最近其实学的都不多,最近有点迷茫,我写这些东西的初衷是记录自己的学习历程,最近觉得有点累,而且开学就研二了,研究命题还没有确定,虽然大方向差不多但是还是有点迷茫,再加上520朋友圈虐狗着实有点累,不过生活还得继续,成长注定是条孤独中坚强的路,大家互勉,吐口老血继续,加油。

input_pipeline()

def input_pipeline(dataset_pattern='train-*', is_training=True, batch_size=FLAGS.batch_size):
    def input_fn():
        out_shape = [FLAGS.train_image_size] * 2
        anchor_creator = anchor_manipulator.AnchorCreator(out_shape,
                                                    layers_shapes = [(38, 38), (19, 19), (10, 10), (5, 5), (3, 3), (1, 1)],
                                                    anchor_scales = [(0.1,), (0.2,), (0.375,), (0.55,), (0.725,), (0.9,)],
                                                    extra_anchor_scales = [(0.1414,), (0.2739,), (0.4541,), (0.6315,), (0.8078,), (0.9836,)],
                                                    anchor_ratios = [(1., 2., .5), (1., 2., 3., .5, 0.3333), (1., 2., 3., .5, 0.3333), (1., 2., 3., .5, 0.3333), (1., 2., .5), (1., 2., .5)],
                                                    layer_steps = [8, 16, 32, 64, 100, 300])
        all_anchors, all_num_anchors_depth, all_num_anchors_spatial = anchor_creator.get_all_anchors()

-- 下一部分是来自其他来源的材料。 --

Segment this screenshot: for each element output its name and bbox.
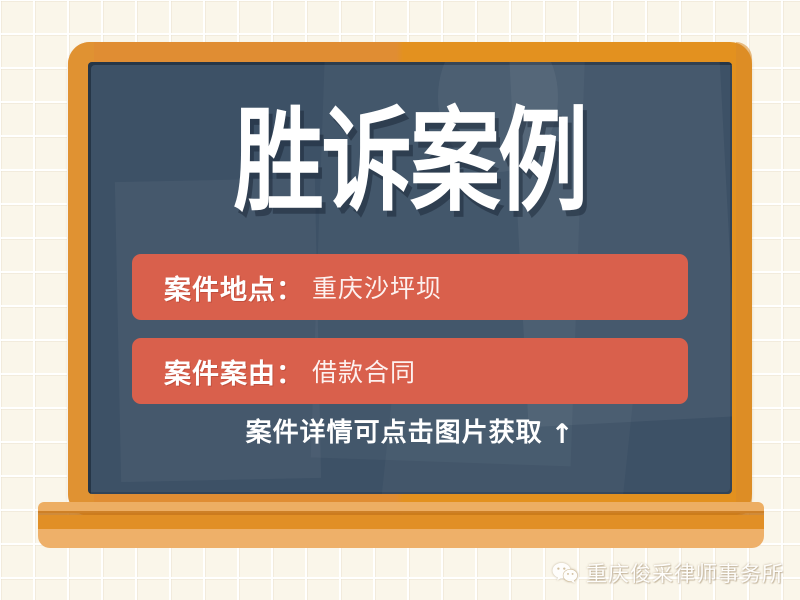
watermark-text: 重庆俊采律师事务所 <box>586 558 784 588</box>
board-shelf <box>38 502 764 548</box>
case-cause-row: 案件案由： 借款合同 <box>132 338 688 404</box>
case-location-label: 案件地点： <box>164 268 304 307</box>
case-info-list: 案件地点： 重庆沙坪坝 案件案由： 借款合同 <box>132 254 688 422</box>
case-detail-hint-text: 案件详情可点击图片获取 <box>246 418 543 448</box>
shelf-band <box>38 515 764 530</box>
watermark: 重庆俊采律师事务所 <box>552 558 784 588</box>
blackboard-frame: 胜诉案例 案件地点： 重庆沙坪坝 案件案由： 借款合同 案件详情可点击图片获取↑ <box>68 42 752 516</box>
poster-canvas: 胜诉案例 案件地点： 重庆沙坪坝 案件案由： 借款合同 案件详情可点击图片获取↑ <box>0 0 800 600</box>
wechat-icon <box>552 562 578 584</box>
blackboard-surface: 胜诉案例 案件地点： 重庆沙坪坝 案件案由： 借款合同 案件详情可点击图片获取↑ <box>88 62 732 494</box>
poster-title: 胜诉案例 <box>94 106 725 218</box>
case-cause-label: 案件案由： <box>164 352 304 391</box>
case-location-value: 重庆沙坪坝 <box>312 269 442 305</box>
up-arrow-icon: ↑ <box>551 419 575 450</box>
shelf-lip <box>38 529 764 548</box>
case-cause-value: 借款合同 <box>312 353 416 389</box>
case-detail-hint[interactable]: 案件详情可点击图片获取↑ <box>88 412 732 449</box>
case-location-row: 案件地点： 重庆沙坪坝 <box>132 254 688 320</box>
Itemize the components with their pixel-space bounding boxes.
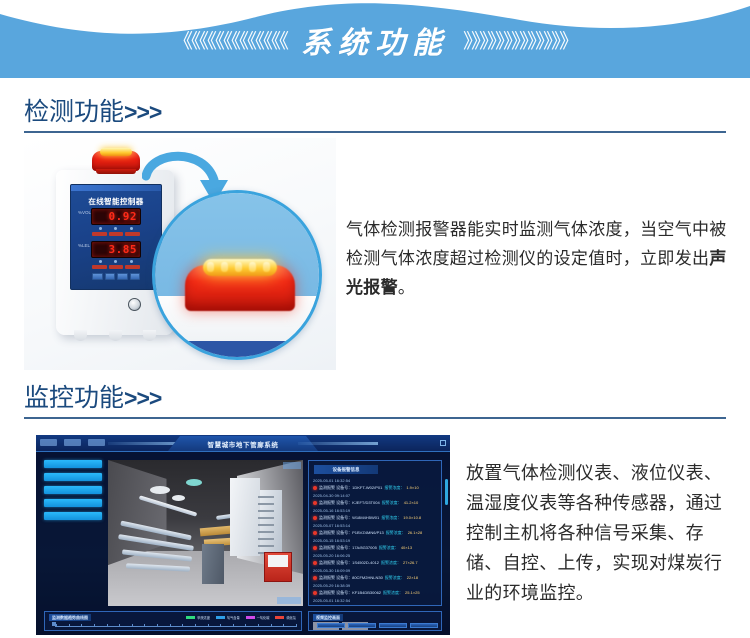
alarm-panel-title: 设备报警信息 [314,465,378,474]
alarm-date: 2025-04-30 09:14:07 [313,492,437,499]
legend-item[interactable]: 甲烷浓度 [186,615,210,620]
alarm-row[interactable]: 监测报警 设备号：KJEFT/D3T004报警浓度：41.2×10 [313,499,437,507]
legend-label: 硫化氢 [286,615,296,620]
alarm-beacon [88,146,144,173]
sensor-value-button[interactable] [348,623,376,628]
alarm-value: 26.1×28 [408,529,423,537]
sidebar-item-2[interactable] [44,486,102,494]
alarm-row[interactable]: 监测报警 设备号：1S4502D-4012报警浓度：27×26.7 [313,559,437,567]
alarm-date: 2025-05-29 16:38:39 [313,582,437,589]
ceiling-lamp [172,495,185,501]
alarm-log-list[interactable]: 2025-05-01 16:32:54 监测报警 设备号：1DKFT-W02/P… [313,477,437,604]
legend-label: 氧气含量 [227,615,240,620]
sidebar-item-0[interactable] [44,460,102,468]
sensor-value-button[interactable] [410,623,438,628]
section-title-monitoring: 监控功能>>> [24,378,161,414]
detection-description-tail: 。 [398,278,415,297]
section-title-detection-arrows: >>> [124,99,161,125]
alarm-value-label: 报警浓度： [379,544,399,552]
alarm-text: 监测报警 设备号：1DKFT-W02/P01 [319,484,382,492]
indicator-tags-primary [92,232,140,236]
alarm-text: 监测报警 设备号：P1BVZ4MN6/P13 [319,529,384,537]
alarm-text: 监测报警 设备号：80CFM2HNLN30 [319,574,383,582]
tunnel-wall-left [108,460,167,565]
dashboard-title: 智慧城市地下管廊系统 [208,439,279,449]
alarm-dot-icon [313,516,317,520]
alarm-row[interactable]: 监测报警 设备号：17A/8G37005报警浓度：40×13 [313,544,437,552]
alarm-panel-scrollbar[interactable] [445,479,448,505]
ceiling-lamp [186,479,202,486]
alarm-value: 41.2×10 [404,499,419,507]
alarm-dot-icon [313,591,317,595]
ceiling-lamp [150,486,170,494]
tunnel-door [202,544,224,584]
chart-title: 监测数据趋势曲线图 [52,615,88,621]
led-display-secondary: 3.85 [91,241,141,258]
monitoring-dashboard-screenshot: 智慧城市地下管廊系统 [24,427,462,638]
indicator-tags-secondary [92,265,140,269]
alarm-text: 监测报警 设备号：W18M4H5W01 [319,514,379,522]
detection-description: 气体检测报警器能实时监测气体浓度，当空气中被检测气体浓度超过检测仪的设定值时，立… [346,215,738,302]
alarm-row[interactable]: 监测报警 设备号：P1BVZ4MN6/P13报警浓度：26.1×28 [313,529,437,537]
legend-label: 一氧化碳 [257,615,270,620]
sidebar-item-4[interactable] [44,512,102,520]
beacon-lamp [100,148,132,156]
controller-knob[interactable] [128,298,141,311]
dashboard-title-plate: 智慧城市地下管廊系统 [168,436,318,451]
beacon-base [96,169,136,174]
alarm-dot-icon [313,576,317,580]
sensor-value-button[interactable] [379,623,407,628]
sidebar-item-3[interactable] [44,499,102,507]
page-title: 系统功能 [301,18,449,62]
alarm-value-label: 报警浓度： [381,559,401,567]
dashboard-logo [40,439,105,446]
chevrons-left-icon: 《《《《《《《《《《《《《 [173,31,287,51]
alarm-date: 2025-05-01 16:32:54 [313,597,437,604]
alarm-value: 27×26.7 [403,559,418,567]
indicator-dots-secondary [93,260,139,263]
chart-y-ticks [52,622,55,626]
sidebar-item-1[interactable] [44,473,102,481]
alarm-dot-icon [313,531,317,535]
dashboard-screen: 智慧城市地下管廊系统 [36,435,450,635]
section-title-detection-text: 检测功能 [24,98,124,126]
alarm-date: 2025-05-30 16:09:09 [313,567,437,574]
divider-detection [24,131,726,133]
monitoring-description: 放置气体检测仪表、液位仪表、温湿度仪表等各种传感器，通过控制主机将各种信号采集、… [466,458,734,608]
legend-swatch [275,616,284,619]
alarm-row[interactable]: 监测报警 设备号：KF1B4DB30062报警浓度：25.1×25 [313,589,437,597]
dashboard-header: 智慧城市地下管廊系统 [36,435,450,452]
video-monitor-panel: 视频监控画面 [308,611,442,631]
section-title-detection: 检测功能>>> [24,92,161,128]
header-banner: 《《《《《《《《《《《《《 系统功能 》》》》》》》》》》》》》 [0,0,750,78]
detection-product-photo: 在线智能控制器 %VOL 0.92 %LEL 3.85 [24,138,336,370]
chart-x-ticks [56,624,297,627]
dashboard-close-icon[interactable] [440,440,446,446]
alarm-row[interactable]: 监测报警 设备号：1DKFT-W02/P01报警浓度：1.9×10 [313,484,437,492]
alarm-value-label: 报警浓度： [381,514,401,522]
magnified-beacon [181,255,299,311]
equipment-cabinet [230,478,260,556]
alarm-row[interactable]: 监测报警 设备号：80CFM2HNLN30报警浓度：22×18 [313,574,437,582]
sensor-value-button[interactable] [317,623,345,628]
indicator-dots-primary [93,227,139,230]
alarm-date: 2025-05-15 16:53:19 [313,537,437,544]
legend-item[interactable]: 一氧化碳 [246,615,270,620]
chart-panel-title: 监测数据趋势曲线图 [49,614,91,621]
sensor-value-buttons[interactable] [317,623,438,628]
alarm-log-panel: 设备报警信息 2025-05-01 16:32:54 监测报警 设备号：1DKF… [308,460,442,606]
legend-item[interactable]: 硫化氢 [275,615,296,620]
led-value-secondary: 3.85 [109,243,138,256]
alarm-dot-icon [313,486,317,490]
alarm-value: 22×18 [407,574,418,582]
led-value-primary: 0.92 [109,210,138,223]
alarm-value: 25.1×25 [405,589,420,597]
magnified-beacon-lamp [203,259,277,276]
view3d-bottom-label[interactable] [277,597,301,604]
chart-legend[interactable]: 甲烷浓度 氧气含量 一氧化碳 硫化氢 [186,615,296,620]
trend-chart-panel: 监测数据趋势曲线图 甲烷浓度 氧气含量 一氧化碳 硫化氢 [44,611,302,631]
alarm-value-label: 报警浓度： [383,589,403,597]
alarm-dot-icon [313,561,317,565]
alarm-row[interactable]: 监测报警 设备号：W18M4H5W01报警浓度：19.0×10.8 [313,514,437,522]
legend-label: 甲烷浓度 [197,615,210,620]
video-panel-title-text: 视频监控画面 [316,615,340,621]
alarm-dot-icon [313,546,317,550]
legend-swatch [186,616,195,619]
legend-item[interactable]: 氧气含量 [216,615,240,620]
alarm-box-3d [264,552,292,582]
magnifier-blue-band [155,341,319,357]
magnifier-callout [152,190,322,360]
chart-plot-area [55,622,297,627]
alarm-value-label: 报警浓度： [384,484,404,492]
video-panel-title: 视频监控画面 [313,614,343,621]
unit-label-primary: %VOL [78,211,90,216]
alarm-value: 1.9×10 [406,484,418,492]
alarm-value-label: 报警浓度： [382,499,402,507]
ladder [258,496,274,554]
view3d-label[interactable] [283,462,301,469]
alarm-date: 2025-05-07 16:53:14 [313,522,437,529]
promo-page: 《《《《《《《《《《《《《 系统功能 》》》》》》》》》》》》》 检测功能>>>… [0,0,750,638]
section-title-monitoring-text: 监控功能 [24,384,124,412]
alarm-text: 监测报警 设备号：KJEFT/D3T004 [319,499,380,507]
controller-feet [74,330,156,341]
legend-swatch [216,616,225,619]
legend-swatch [246,616,255,619]
unit-label-secondary: %LEL [78,244,90,249]
alarm-value: 40×13 [401,544,412,552]
tunnel-3d-view[interactable] [108,460,303,606]
divider-monitoring [24,417,726,419]
section-title-monitoring-arrows: >>> [124,385,161,411]
alarm-date: 2025-05-20 16:06:25 [313,552,437,559]
alarm-text: 监测报警 设备号：17A/8G37005 [319,544,377,552]
alarm-text: 监测报警 设备号：KF1B4DB30062 [319,589,381,597]
alarm-value-label: 报警浓度： [385,574,405,582]
alarm-date: 2025-05-01 16:32:54 [313,477,437,484]
chevrons-right-icon: 》》》》》》》》》》》》》 [463,31,577,51]
alarm-text: 监测报警 设备号：1S4502D-4012 [319,559,379,567]
alarm-panel-title-text: 设备报警信息 [333,467,360,473]
alarm-value: 19.0×10.8 [403,514,421,522]
alarm-value-label: 报警浓度： [386,529,406,537]
led-display-primary: 0.92 [91,208,141,225]
alarm-date: 2025-05-16 16:53:19 [313,507,437,514]
controller-keypad[interactable] [92,273,140,280]
dashboard-header-ribbon-right [298,442,378,445]
detection-description-part1: 气体检测报警器能实时监测气体浓度，当空气中被检测气体浓度超过检测仪的设定值时，立… [346,220,727,268]
alarm-dot-icon [313,501,317,505]
dashboard-sidebar[interactable] [44,460,102,525]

        num_anchors_per_layer = []
        for ind in range(len(all_anchors)):
            num_anchors_per_layer.append(all_num_anchors_depth[ind] * all_num_anchors_spatial[ind])

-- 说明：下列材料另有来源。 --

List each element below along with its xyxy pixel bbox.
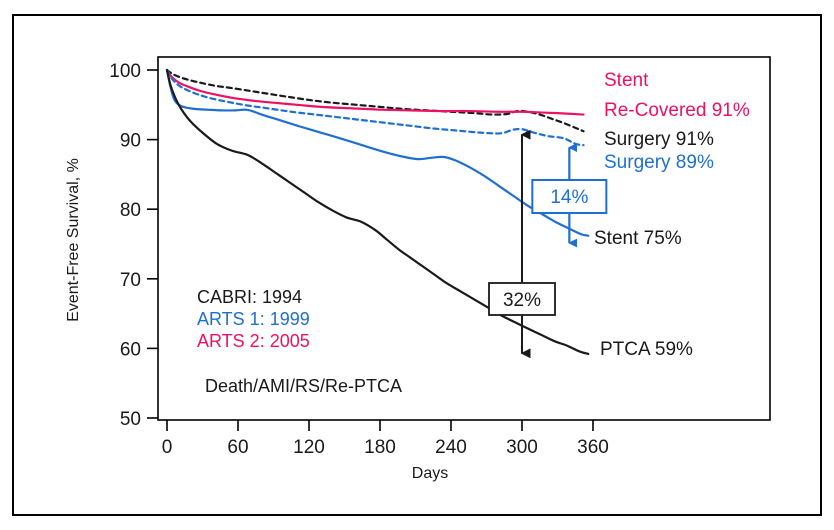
curve-surgery-89 [167,70,584,145]
y-tick-label-100: 100 [109,61,141,82]
series-label-surgery-black: Surgery 91% [604,129,714,150]
series-label-ptca-black: PTCA 59% [600,339,693,360]
gap-black-label: 32% [503,290,541,311]
y-tick-label-80: 80 [120,200,141,221]
x-tick-label-60: 60 [227,437,248,458]
legend-endpoint: Death/AMI/RS/Re-PTCA [205,376,402,396]
legend-arts1: ARTS 1: 1999 [197,309,310,329]
series-label-surgery-blue: Surgery 89% [604,152,714,173]
y-tick-label-50: 50 [120,409,141,430]
y-tick-label-70: 70 [120,270,141,291]
x-axis-tick-labels: 060120180240300360 [162,437,609,458]
figure-container: 1009080706050 060120180240300360 Event-F… [0,0,834,530]
y-axis-ticks [147,70,158,418]
series-label-stent-header: Stent [604,70,649,91]
annotation-gap-black: 32% [489,135,555,354]
x-axis-ticks [167,420,593,431]
curve-re-covered-91 [167,70,584,115]
y-axis-tick-labels: 1009080706050 [109,61,141,430]
series-label-stent-blue: Stent 75% [594,228,682,249]
x-tick-label-0: 0 [162,437,173,458]
x-tick-label-120: 120 [293,437,325,458]
x-tick-label-360: 360 [577,437,609,458]
gap-blue-label: 14% [550,187,588,208]
x-axis-title: Days [412,465,448,482]
curve-stent-75 [167,70,588,236]
y-tick-label-60: 60 [120,339,141,360]
x-tick-label-240: 240 [435,437,467,458]
x-tick-label-300: 300 [506,437,538,458]
y-axis-title: Event-Free Survival, % [65,158,82,322]
y-tick-label-90: 90 [120,131,141,152]
legend-cabri: CABRI: 1994 [197,287,302,307]
series-label-re-covered: Re-Covered 91% [604,100,750,121]
legend-arts2: ARTS 2: 2005 [197,331,310,351]
x-tick-label-180: 180 [364,437,396,458]
chart-canvas: 1009080706050 060120180240300360 Event-F… [0,0,834,530]
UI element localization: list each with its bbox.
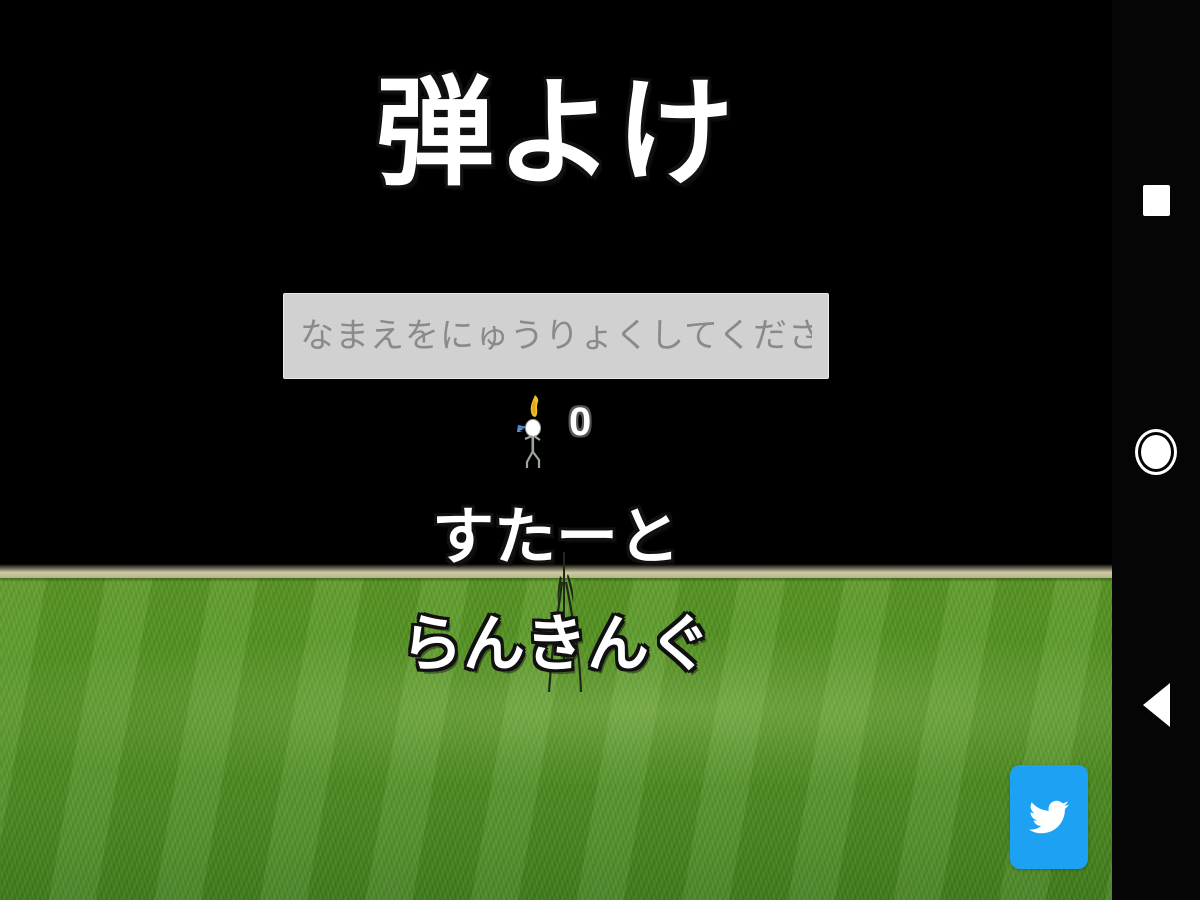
stick-figure-player-icon [505,392,565,468]
triangle-left-icon [1143,683,1170,727]
game-viewport[interactable]: 弾よけ 0 [0,0,1112,900]
menu-item-start[interactable]: すたーと [0,505,1112,571]
twitter-share-button[interactable] [1010,765,1088,869]
android-navigation-bar [1112,0,1200,900]
nav-back-button[interactable] [1112,661,1200,749]
circle-icon [1135,429,1177,475]
menu-item-ranking[interactable]: らんきんぐ [0,612,1112,678]
square-icon [1143,185,1170,216]
player-name-input[interactable] [283,293,829,379]
nav-home-button[interactable] [1112,408,1200,496]
device-screen: 弾よけ 0 [0,0,1200,900]
player-sprite-area: 0 [505,392,625,468]
score-display: 0 [569,402,591,442]
nav-recents-button[interactable] [1112,156,1200,244]
game-title: 弾よけ [0,74,1112,194]
twitter-bird-icon [1026,797,1072,837]
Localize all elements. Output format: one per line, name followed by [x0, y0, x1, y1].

        anchor_encoder_decoder = anchor_manipulator.AnchorEncoder(allowed_borders = [1.0] * 6,
                                                            positive_threshold = FLAGS.match_threshold,
                                                            ignore_threshold = FLAGS.neg_threshold,
                                                            prior_scaling=[0.1, 0.1, 0.2, 0.2])

        image_preprocessing_fn = lambda image_, labels_, bboxes_ : ssd_preprocessing.preprocess_image(image_, labels_, bboxes_, out_shape, is_training=is_training, data_format=FLAGS.data_format, output_rgb=False)
        anchor_encoder_fn = lambda glabels_, gbboxes_: anchor_encoder_decoder.encode_all_anchors(glabels_, gbboxes_, all_anchors, all_num_anchors_depth, all_num_anchors_spatial)

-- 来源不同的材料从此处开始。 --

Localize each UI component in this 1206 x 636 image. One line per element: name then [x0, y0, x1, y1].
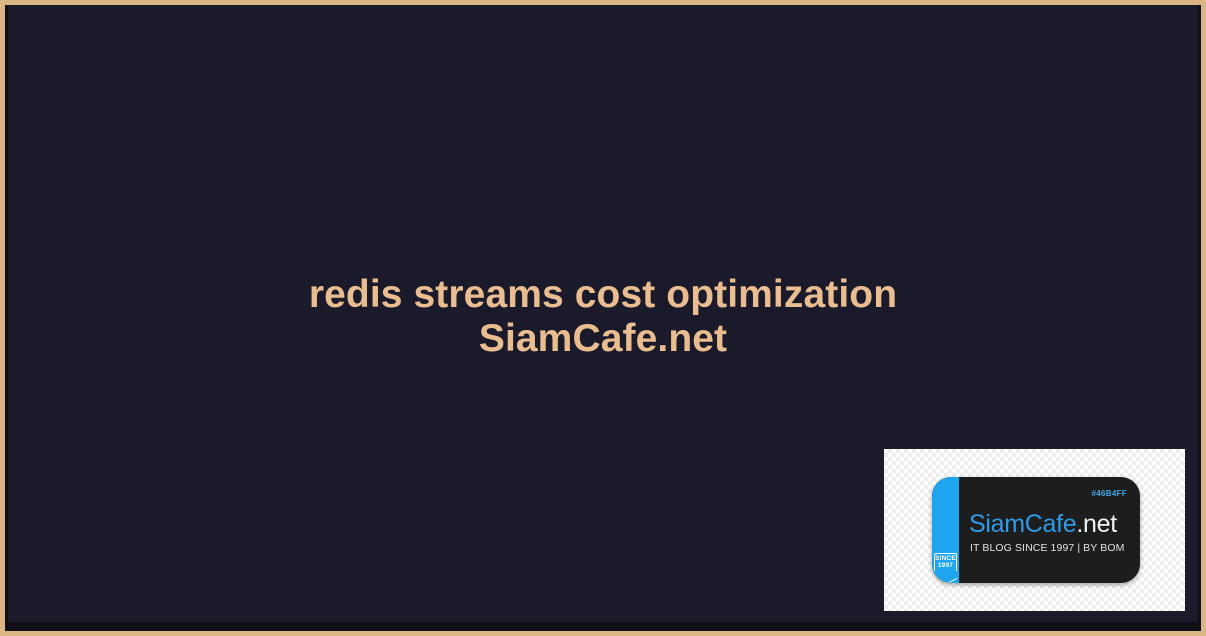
- logo-transparency-panel: SINCE 1997 #46B4FF SiamCafe.net IT BLOG …: [884, 449, 1185, 611]
- brand-wordmark-name: SiamCafe: [969, 510, 1076, 538]
- badge-point-shape: [934, 571, 957, 579]
- logo-text-area: #46B4FF SiamCafe.net IT BLOG SINCE 1997 …: [959, 477, 1140, 583]
- page-title-line-2: SiamCafe.net: [68, 317, 1138, 361]
- content-stage: redis streams cost optimization SiamCafe…: [8, 5, 1198, 622]
- siamcafe-logo-card: SINCE 1997 #46B4FF SiamCafe.net IT BLOG …: [932, 477, 1140, 583]
- page-title-line-1: redis streams cost optimization: [68, 273, 1138, 317]
- brand-tagline: IT BLOG SINCE 1997 | BY BOM: [970, 542, 1124, 554]
- logo-blue-strip: SINCE 1997: [932, 477, 959, 583]
- page-title: redis streams cost optimization SiamCafe…: [8, 273, 1198, 360]
- brand-wordmark: SiamCafe.net: [969, 510, 1117, 539]
- brand-hex-code: #46B4FF: [1092, 489, 1127, 498]
- brand-wordmark-tld: .net: [1076, 510, 1117, 538]
- outer-frame: redis streams cost optimization SiamCafe…: [0, 0, 1206, 636]
- inner-frame-band: redis streams cost optimization SiamCafe…: [5, 5, 1201, 631]
- since-1997-badge-icon: SINCE 1997: [934, 553, 957, 579]
- since-badge-line-2: 1997: [935, 563, 956, 570]
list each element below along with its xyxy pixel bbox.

        image, _, shape, loc_targets, cls_targets, match_scores = dataset_common.slim_get_batch(FLAGS.num_classes,
                                                                                batch_size,
                                                                                ('train' if is_training else 'val'),
                                                                                os.path.join(FLAGS.data_dir, dataset_pattern),
                                                                                FLAGS.num_readers,
                                                                                FLAGS.num_preprocessing_threads,
                                                                                image_preprocessing_fn,
                                                                                anchor_encoder_fn,
                                                                                num_epochs=FLAGS.train_epochs,
                                                                                is_training=is_training)
        global global_anchor_info
        global_anchor_info = {'decode_fn': lambda pred : anchor_encoder_decoder.decode_all_anchors(pred, num_anchors_per_layer),
                            'num_anchors_per_layer': num_anchors_per_layer,
                            'all_num_anchors_depth': all_num_anchors_depth }

        return image, {'shape': shape, 'loc_targets': loc_targets, 'cls_targets': cls_targets, 'match_scores': match_scores}
    return input_fn

我们先逐句注解吧:

out_shape = [FLAGS.train_image_size] * 2

这句话做的是构造输出尺寸out_shape=[300,300]。

 anchor_creator = anchor_manipulator.AnchorCreator(out_shape,
                                                    layers_shapes = [(38, 38), (19, 19), (10, 10), (5, 5), (3, 3), (1, 1)],
                                                    anchor_scales = [(0.1,), (0.2,), (0.375,), (0.55,), (0.725,), (0.9,)],
                                                    extra_anchor_scales = [(0.1414,), (0.2739,), (0.4541,), (0.6315,), (0.8078,), (0.9836,)],
                                                    anchor_ratios = [(1., 2., .5), (1., 2., 3., .5, 0.3333), (1., 2., 3., .5, 0.3333), (1., 2., 3., .5, 0.3333), (1., 2., .5), (1., 2., .5)],
                                                    layer_steps = [8, 16, 32, 64, 100, 300])
        all_anchors, all_num_anchors_depth, all_num_anchors_spatial = anchor_creator.get_all_anchors()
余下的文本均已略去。